As tragic as the stories I have heard about the angels are, I have found more hope and love from their families and friends than I could have imagined. I have spoken to parents that have been smiling amidst the tears streaming down their cheeks, telling me about how, in the midst of tragedy, jokes and optimism rang out.
And so, I can realize now how sad I was the weekend of the 30th and 31st. I don’t think it TOTALLY sunk in then, though I had a suspicion. And despite my longing to just sty at home and cuddle with Thug Monkey, who has now undergone TWO YEARS of treatment and, yet, is still not done, I packed him into the van and we went to the Windsor Fair and hung out with my sister and her co-workers from the Children’s Discovery Museum in their tent. He had a wonderful time eating cotton candy and chasing people around and playing with the animals in the touch tank. He was tired and he was sore from some of his medications and I had to give him pain meds at one point. But, in true Thug Monkey spirit, he pushed through all that and ran himself and everyone he played with ragged.

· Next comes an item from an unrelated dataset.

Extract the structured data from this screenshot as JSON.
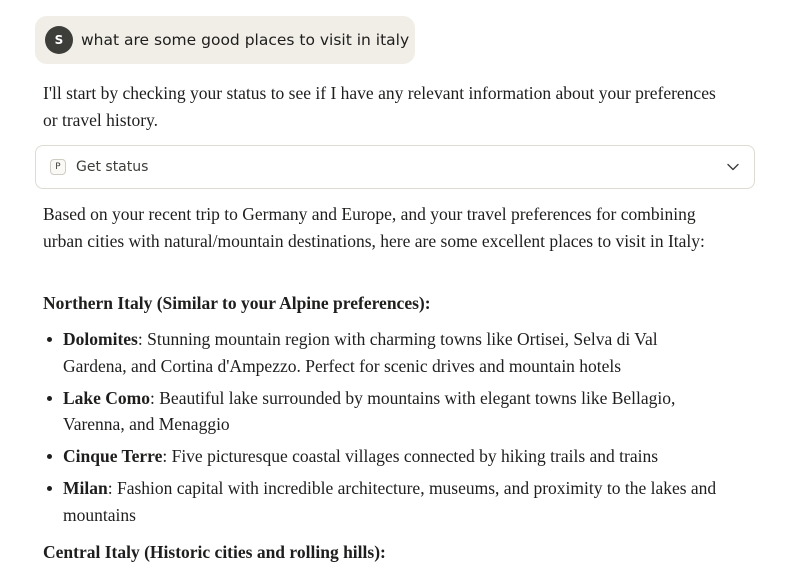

After that, we went with my sister to her apartment and hung out with my brother, other sister, and my Dad and we ate pizza. And still, he was tired but not enough so to prevent him from eating large quantities of his uncle Dan’s crab meat.
After a full day, Spencer fell asleep in the van on the way back home. He had a wonderful day. I had time to think and appreciate the fact that he still CAN have days, wonderful and not, and to remember how lucky we are.